On December 28, 2008, Clark broke the Colts' franchise record, held by Hall of Famer John Mackey, for yards in a season by a tight end (848). On September 21, 2009, Clark had career high 183 receiving yards and a touchdown in just seven receptions at the Monday Night Football match up against Miami Dolphins, this is also the fourth highest receiving yards ever for a Tight end in NFL history. On November 8, 2009, against the Houston Texans Clark caught 14 balls; a career-high for him. He was named AFC Offensive Player-of-the-Week because of his performance against Houston. On January 3, 2010, against the Buffalo Bills, Clark caught his 100th reception of the season, the second tight end to do so in NFL history. He ended the 2009 season with 100 catches for 1,106 yards and 10 touchdowns.

On October 17, 2010, Clark sustained a wrist injury playing the Washington Redskins and was put on injured reserve on Friday, October 22, 2010, after season-ending wrist surgery. He completed the season with 37 catches for 347 yards and three touchdowns. He was ranked 78th by his fellow players on the NFL Top 100 Players of 2011.

Clark's surgically repaired wrist would again hinder his production in the 2011 regular season, limiting him to 34 receptions for 357 yards and two touchdowns in only 11 games. This was also the first season Clark played without quarterback Peyton Manning, who missed the entire season rehabbing from offseason neck surgery. Along with Joseph Addai and Gary Brackett, Clark was released by the Colts on March 9, 2012, two days after they released Peyton Manning.

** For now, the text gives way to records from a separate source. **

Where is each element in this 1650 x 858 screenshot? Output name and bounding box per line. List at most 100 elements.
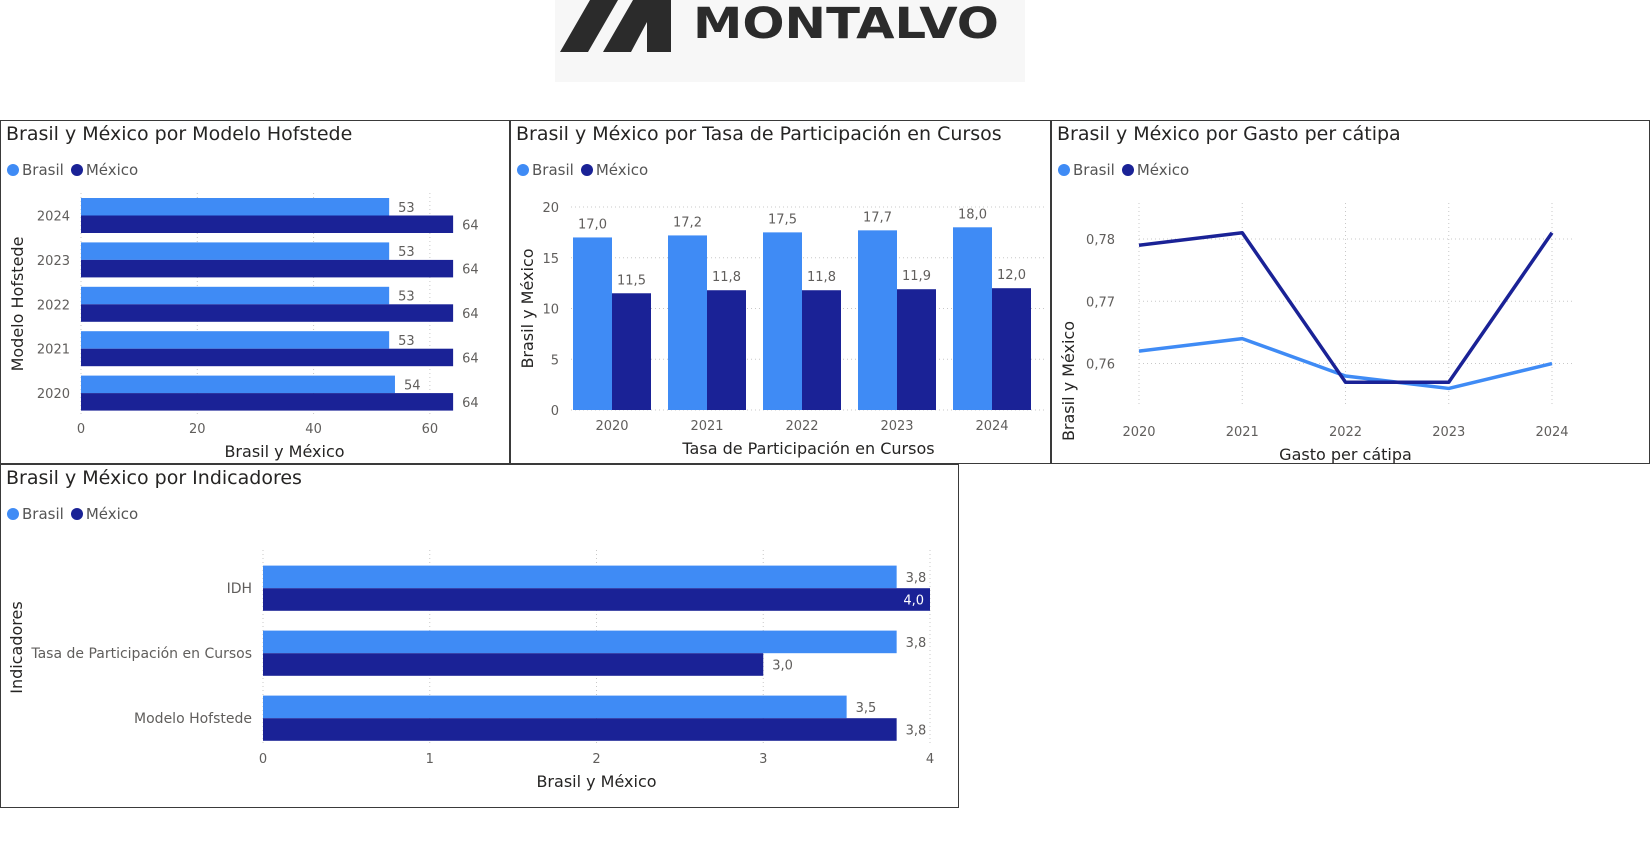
data-label: 53 (398, 201, 415, 216)
chart-panel-indicadores: Brasil y México por Indicadores Brasil M… (0, 464, 959, 808)
category-label: 2023 (880, 419, 913, 434)
legend-dot-icon (1121, 164, 1134, 176)
legend-item-mexico[interactable]: México (70, 505, 139, 523)
bar-mexico (802, 290, 841, 410)
chart-svg-indicadores: 0 1 2 3 4 IDH 3,8 4,0 Tasa de Participación en C… (7, 550, 934, 791)
data-label: 54 (404, 378, 421, 393)
bar-brasil (81, 242, 390, 260)
chart-legend: Brasil México (7, 161, 145, 179)
chart-legend: Brasil México (1058, 161, 1196, 179)
y-axis-title: Modelo Hofstede (8, 237, 27, 372)
bar-mexico (81, 304, 454, 322)
category-label: Tasa de Participación en Cursos (30, 646, 252, 662)
data-label: 64 (462, 307, 479, 322)
bar-mexico (707, 290, 746, 410)
data-label: 64 (462, 396, 479, 411)
data-label: 3,8 (906, 724, 927, 739)
data-label: 11,8 (807, 270, 836, 285)
legend-item-brasil[interactable]: Brasil (7, 505, 64, 523)
legend-item-mexico[interactable]: México (580, 161, 648, 179)
bar-mexico (897, 289, 936, 410)
legend-label-brasil: Brasil (22, 505, 64, 523)
legend-item-brasil[interactable]: Brasil (517, 161, 574, 179)
bar-mexico (81, 393, 454, 411)
legend-dot-icon (517, 164, 529, 176)
legend-label-mexico: México (85, 505, 139, 523)
legend-dot-icon (1058, 164, 1070, 176)
bar-brasil (81, 331, 390, 349)
data-label: 11,8 (712, 270, 741, 285)
data-label: 4,0 (903, 594, 924, 609)
bar-brasil (763, 232, 802, 410)
bar-mexico (263, 588, 930, 611)
logo-text: MONTALVO (693, 0, 999, 49)
x-tick-label: 2022 (1329, 425, 1362, 440)
legend-item-mexico[interactable]: México (1121, 161, 1189, 179)
data-label: 17,7 (863, 210, 892, 225)
data-label: 53 (398, 334, 415, 349)
data-label: 3,8 (906, 636, 927, 651)
category-label: 2023 (37, 254, 70, 269)
legend-item-mexico[interactable]: México (70, 161, 138, 179)
chart-legend: Brasil México (7, 505, 145, 523)
x-axis-title: Tasa de Participación en Cursos (681, 439, 934, 458)
x-tick-label: 0 (259, 752, 267, 767)
y-tick-label: 10 (542, 303, 559, 318)
legend-label-brasil: Brasil (22, 161, 64, 179)
data-label: 11,9 (902, 269, 931, 284)
chart-title: Brasil y México por Indicadores (6, 467, 302, 489)
legend-dot-icon (70, 508, 83, 520)
chart-title: Brasil y México por Modelo Hofstede (6, 123, 353, 145)
bar-brasil (81, 198, 390, 216)
company-logo: MONTALVO (555, 0, 1025, 82)
x-tick-label: 2021 (1226, 425, 1259, 440)
bar-mexico (612, 293, 651, 410)
y-tick-label: 15 (542, 252, 559, 267)
legend-dot-icon (70, 164, 83, 176)
legend-item-brasil[interactable]: Brasil (7, 161, 64, 179)
x-tick-label: 2024 (1535, 425, 1568, 440)
line-brasil (1138, 336, 1553, 391)
chart-panel-hofstede: Brasil y México por Modelo Hofstede Bras… (0, 120, 510, 464)
bar-brasil (263, 630, 897, 654)
x-tick-label: 40 (305, 422, 322, 437)
legend-label-brasil: Brasil (1073, 161, 1115, 179)
chart-legend: Brasil México (517, 161, 655, 179)
logo-mark-left (560, 0, 618, 52)
legend-item-brasil[interactable]: Brasil (1058, 161, 1115, 179)
y-axis-title: Indicadores (7, 601, 26, 693)
data-label: 53 (398, 290, 415, 305)
bar-mexico (81, 215, 454, 233)
bar-mexico (263, 718, 897, 741)
x-axis-title: Brasil y México (224, 442, 344, 461)
y-tick-label: 20 (542, 201, 559, 216)
data-label: 17,0 (578, 217, 607, 232)
data-label: 11,5 (617, 273, 646, 288)
category-label: IDH (227, 581, 252, 597)
category-label: 2024 (975, 419, 1008, 434)
x-axis-title: Brasil y México (536, 772, 656, 791)
x-tick-label: 3 (759, 752, 767, 767)
chart-svg-cursos: 05101520202017,011,5202117,211,8202217,5… (518, 201, 1046, 458)
data-label: 64 (462, 218, 479, 233)
category-label: 2020 (595, 419, 628, 434)
bar-mexico (263, 653, 764, 676)
category-label: 2021 (690, 419, 723, 434)
category-label: 2022 (785, 419, 818, 434)
chart-panel-cursos: Brasil y México por Tasa de Participació… (510, 120, 1051, 464)
legend-label-brasil: Brasil (532, 161, 574, 179)
data-label: 12,0 (997, 268, 1026, 283)
legend-dot-icon (580, 164, 593, 176)
x-tick-label: 60 (422, 422, 439, 437)
category-label: 2020 (37, 387, 70, 402)
category-label: 2021 (37, 343, 70, 358)
data-label: 64 (462, 351, 479, 366)
x-tick-label: 0 (77, 422, 85, 437)
bar-mexico (992, 288, 1031, 410)
x-tick-label: 2020 (1122, 425, 1155, 440)
x-tick-label: 1 (426, 752, 434, 767)
x-tick-label: 4 (926, 752, 934, 767)
category-label: 2024 (37, 210, 70, 225)
bar-brasil (81, 286, 390, 305)
bar-brasil (573, 237, 612, 410)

===Tampa Bay Buccaneers===
Clark signed a one-year contract with the Tampa Bay Buccaneers on May 21, 2012. He finished the season with 47 receptions for 435 yards and 4 touchdowns.

===Baltimore Ravens===
On August 13, 2013, Clark signed a one-year contract with the Baltimore Ravens. He finished the season with 31 receptions for 343 yards and 3 touchdowns.

===Retirement===
On June 18, 2014, Clark signed a one-day contract with the Colts, so that he could retire as a member of the team.

==NFL career statistics==

| Year | Team | GP | Receiving |  |  |  |  |
| Rec | Yds | Avg | Lng | TD |
| 2003 | IND | 10 | 29 | 340 | 11.7 | 42 | 1 |
| 2004 | IND | 15 | 25 | 423 | 16.9 | 80 | 5 |
| 2005 | IND | 15 | 37 | 488 | 13.2 | 56 | 4 |
| 2006 | IND | 12 | 30 | 367 | 12.2 | 40 | 4 |
| 2007 | IND | 15 | 58 | 616 | 10.6 | 39 | 11 |
| 2008 | IND | 15 | 77 | 848 | 11.0 | 33 | 6 |
| 2009 | IND | 16 | 100 | 1,106 | 11.1 | 80 | 10 |
| 2010 | IND | 6 | 37 | 347 | 9.4 | 50 | 3 |
| 2011 | IND | 11 | 34 | 352 | 10.4 | 21 | 2 |
| 2012 | TB | 16 | 47 | 435 | 9.3 | 33 | 4 |
| 2013 | BAL | 12 | 31 | 343 | 11.1 | 45 | 3 |
| Career |  | 143 | 505 | 5,665 | 11.2 | 80 | 53 |

==Personal life==
Clark and his wife, Karen have three children (Dane, Camden, Hazel) and live in Livermore, Iowa. They also have a home in Zionsville, Indiana.

Dallas Clark guest starred in the CBS hit show Criminal Minds as San Diego police officer Austin Kent in the episode "The Stranger". Clark said of the experience, "This is fulfilling a dream of mine of being an actor."